Re: [boost] [General] Always treat std::strings as UTF-8

18 Jan 2011

      Dave Abrahams wrote:
...
At Tue, 18 Jan 2011 13:27:29 +0200,
Peter Dimov wrote:
...
Dave Abrahams wrote:
...
I think the reason to use separate types is to provide a type-safety
barrier between your functions that operate on utf-8 and system or
3rd-party interfaces that don't or may not.  In principle, that should
force you to think about encoding and decoding at all the places where
it may be needed, and should allow you to code naturally and with
confidence where everybody is operating in utf8-land.
Yes, in principle. It isn't terribly necessary if everybody is
operating in UTF-8 land though.
But they won't be.  That's not today's reality.
They should be, though. As a practical matter, the difference between 
taking/returning a string and taking/returning an utf8_t is to force people 
to write an explicit conversion. This penalizes people who are already in 
UTF-8 land because it forces them to use utf8_t( s, encoding_utf8 ) and 
s.c_str( encoding_utf8 ) everywhere, without any gain or need. It's true 
that for people whose strings are not UTF-8, forcing those explicit 
conversions may be considered a good thing. So it depends on what your goals 
are. Do you want to promote the use of UTF-8 for all strings, or do you want 
to enable people to remain in non-UTF-8-land?
...
...
It's a bit like defining a separate integer type for nonnegative
ints for type safety reasons - useful in theory, but nobody does it.
I refer you to Boost.Units
I'm sure that there are many libraries that use units in their interfaces, I 
just haven't heard of them. :-)

There's also the additional consideration of utf8_t's invariant.

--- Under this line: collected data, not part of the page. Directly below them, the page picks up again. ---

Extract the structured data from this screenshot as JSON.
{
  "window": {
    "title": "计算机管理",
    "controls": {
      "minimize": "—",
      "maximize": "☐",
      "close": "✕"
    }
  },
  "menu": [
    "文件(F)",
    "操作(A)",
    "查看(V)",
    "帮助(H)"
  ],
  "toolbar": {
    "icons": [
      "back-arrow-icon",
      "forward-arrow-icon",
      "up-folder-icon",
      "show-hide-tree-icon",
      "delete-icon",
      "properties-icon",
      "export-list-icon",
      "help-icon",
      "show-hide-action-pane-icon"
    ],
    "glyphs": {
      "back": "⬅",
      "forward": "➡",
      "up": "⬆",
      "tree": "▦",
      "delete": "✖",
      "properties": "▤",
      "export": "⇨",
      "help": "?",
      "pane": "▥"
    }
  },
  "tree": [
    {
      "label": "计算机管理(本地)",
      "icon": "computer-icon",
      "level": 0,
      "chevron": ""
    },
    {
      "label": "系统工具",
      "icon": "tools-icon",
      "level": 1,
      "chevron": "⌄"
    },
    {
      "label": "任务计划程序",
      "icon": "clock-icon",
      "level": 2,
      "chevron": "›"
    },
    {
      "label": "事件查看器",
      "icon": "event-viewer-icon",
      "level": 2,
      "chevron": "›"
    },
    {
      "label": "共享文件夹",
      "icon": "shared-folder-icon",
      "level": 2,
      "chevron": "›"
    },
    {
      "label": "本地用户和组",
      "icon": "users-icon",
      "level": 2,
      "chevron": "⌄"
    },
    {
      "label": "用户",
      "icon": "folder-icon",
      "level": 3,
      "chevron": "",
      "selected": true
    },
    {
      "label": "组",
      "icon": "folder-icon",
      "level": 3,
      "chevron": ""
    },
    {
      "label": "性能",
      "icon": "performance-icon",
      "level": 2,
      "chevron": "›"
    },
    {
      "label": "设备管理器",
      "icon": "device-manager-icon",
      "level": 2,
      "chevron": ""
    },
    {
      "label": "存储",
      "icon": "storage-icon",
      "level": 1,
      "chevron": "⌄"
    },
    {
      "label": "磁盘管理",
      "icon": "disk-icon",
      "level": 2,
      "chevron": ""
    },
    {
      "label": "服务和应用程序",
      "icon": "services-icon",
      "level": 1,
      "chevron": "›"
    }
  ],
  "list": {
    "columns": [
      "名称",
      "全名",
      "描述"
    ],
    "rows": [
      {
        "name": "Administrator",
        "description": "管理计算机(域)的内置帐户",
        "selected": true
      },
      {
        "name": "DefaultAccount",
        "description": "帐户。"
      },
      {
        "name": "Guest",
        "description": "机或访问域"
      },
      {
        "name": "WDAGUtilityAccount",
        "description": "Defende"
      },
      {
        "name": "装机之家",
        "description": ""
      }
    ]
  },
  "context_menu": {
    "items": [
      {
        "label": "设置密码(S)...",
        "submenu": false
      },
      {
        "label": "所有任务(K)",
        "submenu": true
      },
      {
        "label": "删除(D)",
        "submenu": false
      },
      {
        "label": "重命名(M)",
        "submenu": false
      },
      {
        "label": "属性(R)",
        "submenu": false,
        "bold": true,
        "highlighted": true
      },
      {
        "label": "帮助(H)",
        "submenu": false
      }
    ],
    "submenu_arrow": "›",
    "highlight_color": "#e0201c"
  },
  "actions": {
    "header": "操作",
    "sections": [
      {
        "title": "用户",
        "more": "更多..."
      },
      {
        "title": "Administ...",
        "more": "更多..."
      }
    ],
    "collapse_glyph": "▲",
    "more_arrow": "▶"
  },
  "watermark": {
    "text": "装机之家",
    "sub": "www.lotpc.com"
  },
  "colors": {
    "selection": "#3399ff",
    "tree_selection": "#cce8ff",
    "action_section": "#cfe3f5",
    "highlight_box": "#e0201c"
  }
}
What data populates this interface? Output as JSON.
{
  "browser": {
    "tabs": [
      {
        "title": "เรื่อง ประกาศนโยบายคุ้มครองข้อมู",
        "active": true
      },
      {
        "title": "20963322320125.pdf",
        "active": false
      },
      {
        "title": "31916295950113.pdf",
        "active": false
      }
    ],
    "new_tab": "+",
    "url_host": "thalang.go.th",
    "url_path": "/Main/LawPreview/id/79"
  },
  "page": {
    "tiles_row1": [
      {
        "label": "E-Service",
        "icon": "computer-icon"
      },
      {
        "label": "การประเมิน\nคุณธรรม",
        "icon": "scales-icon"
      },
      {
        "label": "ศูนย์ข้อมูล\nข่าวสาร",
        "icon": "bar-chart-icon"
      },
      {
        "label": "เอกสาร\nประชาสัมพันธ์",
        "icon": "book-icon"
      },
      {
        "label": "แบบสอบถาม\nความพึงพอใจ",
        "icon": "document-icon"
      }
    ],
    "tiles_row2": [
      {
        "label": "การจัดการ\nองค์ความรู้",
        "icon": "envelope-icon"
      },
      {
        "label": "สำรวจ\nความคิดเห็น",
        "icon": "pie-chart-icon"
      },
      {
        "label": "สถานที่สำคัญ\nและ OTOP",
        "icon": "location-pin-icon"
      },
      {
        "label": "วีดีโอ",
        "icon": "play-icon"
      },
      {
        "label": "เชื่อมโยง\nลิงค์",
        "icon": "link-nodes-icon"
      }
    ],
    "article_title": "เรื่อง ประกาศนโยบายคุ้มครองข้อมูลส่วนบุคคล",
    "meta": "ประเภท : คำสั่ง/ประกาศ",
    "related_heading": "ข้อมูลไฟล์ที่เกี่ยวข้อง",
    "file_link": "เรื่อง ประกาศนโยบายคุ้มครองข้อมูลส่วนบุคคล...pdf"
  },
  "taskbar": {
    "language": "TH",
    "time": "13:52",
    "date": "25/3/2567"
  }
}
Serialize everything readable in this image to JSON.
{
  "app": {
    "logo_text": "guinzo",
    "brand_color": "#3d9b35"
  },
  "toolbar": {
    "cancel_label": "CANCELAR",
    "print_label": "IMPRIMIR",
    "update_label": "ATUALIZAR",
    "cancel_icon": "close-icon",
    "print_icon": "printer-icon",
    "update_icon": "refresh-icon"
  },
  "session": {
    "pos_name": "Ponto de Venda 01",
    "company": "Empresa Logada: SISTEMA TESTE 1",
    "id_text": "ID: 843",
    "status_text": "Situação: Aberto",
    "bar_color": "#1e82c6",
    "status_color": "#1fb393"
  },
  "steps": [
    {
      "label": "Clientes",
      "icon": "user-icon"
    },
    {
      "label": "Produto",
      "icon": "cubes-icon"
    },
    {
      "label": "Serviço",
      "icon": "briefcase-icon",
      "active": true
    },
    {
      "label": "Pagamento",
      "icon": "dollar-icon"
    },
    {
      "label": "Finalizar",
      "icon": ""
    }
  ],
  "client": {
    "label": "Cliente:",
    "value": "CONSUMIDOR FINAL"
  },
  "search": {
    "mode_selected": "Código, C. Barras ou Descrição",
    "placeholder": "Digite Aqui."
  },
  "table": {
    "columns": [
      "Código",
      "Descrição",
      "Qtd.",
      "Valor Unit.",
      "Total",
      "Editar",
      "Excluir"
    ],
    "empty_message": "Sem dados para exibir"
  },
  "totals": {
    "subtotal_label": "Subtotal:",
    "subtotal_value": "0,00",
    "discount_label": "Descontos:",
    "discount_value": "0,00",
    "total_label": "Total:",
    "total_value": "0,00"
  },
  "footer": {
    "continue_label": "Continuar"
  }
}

Does it 
require valid UTF-8? One possible specification of fopen might be:

FILE* fopen( char const* name, char const* mode );

The 'name' argument must be UTF-8 on Unicode-aware platforms and file 
systems such as Windows/NTFS and Mac OS X/HFS+. It can be an arbitrary byte 
sequence on encoding-agnostic platforms and file systems such as Linux and 
Solaris, but UTF-8 is recommended.

On Windows, the UTF-8 sequence may be invalid due to the presence of UTF-16 
surrogates encoded as single code points, but such use is discouraged.